I am angry.
I’ve been in constant pain for nearly 5 years without a minute’s break — and it sucks. So yes, if I am being honest with myself, I am angry with my migraine.
That said, my years of experience in dealing with this anger around my illness has taught me a lot. So while I still see room for improvement in managing my anger, I want to share some of my tactics for coping with this reality.
Try not to let it build up
There are a lot of little things about my illness that make me angry. My migraine costs a substantial amount of money. I have to go to doctors’ appointments constantly. I have to remember to take my medication and pick up new medications. I wake up in pain every morning and nothing seems to help me. I regularly feel defeated after trying a new thing and it doesn’t work... The list goes on.
All of these annoyances around my migraine, whether big or small, add up. And, from time to time, I get angry that I have to deal with this illness and that I have yet to find any relief.

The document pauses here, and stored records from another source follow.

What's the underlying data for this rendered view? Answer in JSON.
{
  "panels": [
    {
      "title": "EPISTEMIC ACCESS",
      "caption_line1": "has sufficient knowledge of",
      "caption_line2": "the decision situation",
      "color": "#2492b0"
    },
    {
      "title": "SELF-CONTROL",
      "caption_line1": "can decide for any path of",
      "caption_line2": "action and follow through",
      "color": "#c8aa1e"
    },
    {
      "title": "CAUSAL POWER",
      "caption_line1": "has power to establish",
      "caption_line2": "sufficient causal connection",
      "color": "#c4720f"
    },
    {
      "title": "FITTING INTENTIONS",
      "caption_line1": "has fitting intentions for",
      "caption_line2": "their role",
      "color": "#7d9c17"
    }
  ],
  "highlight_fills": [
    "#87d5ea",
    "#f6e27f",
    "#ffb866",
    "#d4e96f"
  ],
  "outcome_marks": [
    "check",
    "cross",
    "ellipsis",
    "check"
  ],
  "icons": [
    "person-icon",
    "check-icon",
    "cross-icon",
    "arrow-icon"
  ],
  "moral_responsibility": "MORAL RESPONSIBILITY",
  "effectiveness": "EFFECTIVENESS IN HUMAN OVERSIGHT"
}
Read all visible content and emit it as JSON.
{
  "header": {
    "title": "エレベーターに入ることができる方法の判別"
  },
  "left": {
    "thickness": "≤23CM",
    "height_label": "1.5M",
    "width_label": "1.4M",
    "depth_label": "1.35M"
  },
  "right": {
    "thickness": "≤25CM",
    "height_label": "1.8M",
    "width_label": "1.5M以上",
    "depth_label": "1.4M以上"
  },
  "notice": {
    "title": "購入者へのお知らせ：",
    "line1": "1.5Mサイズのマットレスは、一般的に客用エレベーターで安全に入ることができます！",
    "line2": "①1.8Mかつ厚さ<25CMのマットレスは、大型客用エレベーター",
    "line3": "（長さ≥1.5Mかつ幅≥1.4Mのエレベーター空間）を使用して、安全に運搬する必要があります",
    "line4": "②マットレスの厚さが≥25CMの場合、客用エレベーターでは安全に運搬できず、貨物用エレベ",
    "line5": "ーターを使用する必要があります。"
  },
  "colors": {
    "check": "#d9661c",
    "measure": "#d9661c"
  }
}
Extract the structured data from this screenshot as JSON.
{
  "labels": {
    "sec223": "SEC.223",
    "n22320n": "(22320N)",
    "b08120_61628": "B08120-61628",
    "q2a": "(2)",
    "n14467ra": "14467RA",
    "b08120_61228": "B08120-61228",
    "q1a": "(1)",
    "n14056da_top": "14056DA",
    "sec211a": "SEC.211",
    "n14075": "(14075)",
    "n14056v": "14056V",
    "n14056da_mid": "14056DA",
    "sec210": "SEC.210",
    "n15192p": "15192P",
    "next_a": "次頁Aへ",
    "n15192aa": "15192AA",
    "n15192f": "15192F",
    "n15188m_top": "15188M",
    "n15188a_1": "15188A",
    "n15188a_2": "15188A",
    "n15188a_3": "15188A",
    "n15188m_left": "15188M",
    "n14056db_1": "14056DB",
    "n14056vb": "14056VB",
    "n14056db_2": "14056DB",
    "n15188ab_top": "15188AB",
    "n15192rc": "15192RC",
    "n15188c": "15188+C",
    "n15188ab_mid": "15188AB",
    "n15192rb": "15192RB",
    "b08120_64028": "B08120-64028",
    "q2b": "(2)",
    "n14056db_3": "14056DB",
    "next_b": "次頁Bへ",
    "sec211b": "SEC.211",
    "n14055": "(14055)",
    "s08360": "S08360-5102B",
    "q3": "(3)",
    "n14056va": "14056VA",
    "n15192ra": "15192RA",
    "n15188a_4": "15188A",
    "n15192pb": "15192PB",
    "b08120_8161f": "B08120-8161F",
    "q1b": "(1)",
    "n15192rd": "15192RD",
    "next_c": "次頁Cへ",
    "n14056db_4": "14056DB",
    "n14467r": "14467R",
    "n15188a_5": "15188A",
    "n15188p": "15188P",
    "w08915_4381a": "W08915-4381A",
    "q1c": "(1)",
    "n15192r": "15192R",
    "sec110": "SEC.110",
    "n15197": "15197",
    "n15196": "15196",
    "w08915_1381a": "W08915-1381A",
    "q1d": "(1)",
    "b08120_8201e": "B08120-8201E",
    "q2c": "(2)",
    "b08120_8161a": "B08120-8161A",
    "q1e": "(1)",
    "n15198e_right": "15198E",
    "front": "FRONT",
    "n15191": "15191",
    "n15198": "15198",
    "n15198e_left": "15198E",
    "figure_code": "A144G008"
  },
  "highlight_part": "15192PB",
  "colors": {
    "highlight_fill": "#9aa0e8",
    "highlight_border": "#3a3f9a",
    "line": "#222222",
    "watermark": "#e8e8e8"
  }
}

One thing I have learned is that I regularly need to release my anger as it comes up instead of letting it build up. Here’s how I release some of the tension:
I know that it’s hard to meditate while enduring pain. At times it even feels comical to consider it because my pain is so severe. So, during the worst times, I tend to skip out of a full meditation or guided meditation experience.
That said, I like to lean on meditation regularly in my life. I appreciate having this tool in my toolkit for moments when I am feeling upset with my migraine (and not in too much pain).
It’s helpful to know that wherever I am, regardless of time of day, location, or degree of anger, that I can guide myself through a meditation. Or, even easier, put in my headphones and listen to a guided meditation.
Sometimes I get distracted. Sometimes it doesn’t work at all. But sometimes it makes a difference and calms me, which I appreciate.
I never anticipated that writing would prove a useful outlet for me. However, hands down, it’s the easiest way for me to release my anger toward my migraine.
For some reason, putting my anger down in writing, editing it, and often deleting it, feels fantastic. It’s like my angry thoughts are out of my brain and never coming back.
Talking with others
I’m fortunate that I have strong support from my friends and family, and a solid network of migraine sufferers who I tend to connect with when I am feeling particularly angry.
My mom is the real MVP of helping me deal with my anger with my migraine. She’s ALWAYS up for listening and helping me talk through the issue. I know that I am really lucky to have her constant support.
Talking with myself
I understand that this may sound a little unconventional, but in addition to talking through my pain with my mom and other migraine suffers, I talk to myself.
I know when I’m about to let my migraine anger get the best of me — I can feel it coming. So, talking myself down by saying something like, “You can either decide to let this make you crazy or you can decide to accept it,” helps me.
These surprisingly help a lot — I lean on breathing exercises every time I start to get angry. Simply focusing on my breath in, and my breath out, can take me out of my head and my spiraling angry thoughts.
Try not to fight back
This one may be odd, but I’ve learned not to fight back when a bout of anger is fully taking charge. Sometimes, I just need to let it happen, sit with my anger, and accept that I am rightfully angry with my illness.
And after sitting with my anger, sometimes it dissipates and sometimes it does not. When it doesn’t, I lean toward distractions to calm me down.
My favorite distraction is reading. Being sucked into a book is the best way to take my mind off of my anger toward the pain. This is likely why I read so much. Other distraction tactics that I leverage are watching TV, listening to music, listening to audiobooks, and spending time with close friends.
There’s no right or wrong
In this process of not only managing my migraine brain, but also managing my anger toward my migraine, I have learned that there is no right or wrong way to go about this process.
Facing chronic pain is hard. I am still in the process of figuring out what works best for me, and I understand that it takes time and a lot of experience.
My hope is that I continue to handle my anger toward my migraine in a responsible way so that I don’t let it get the best of me.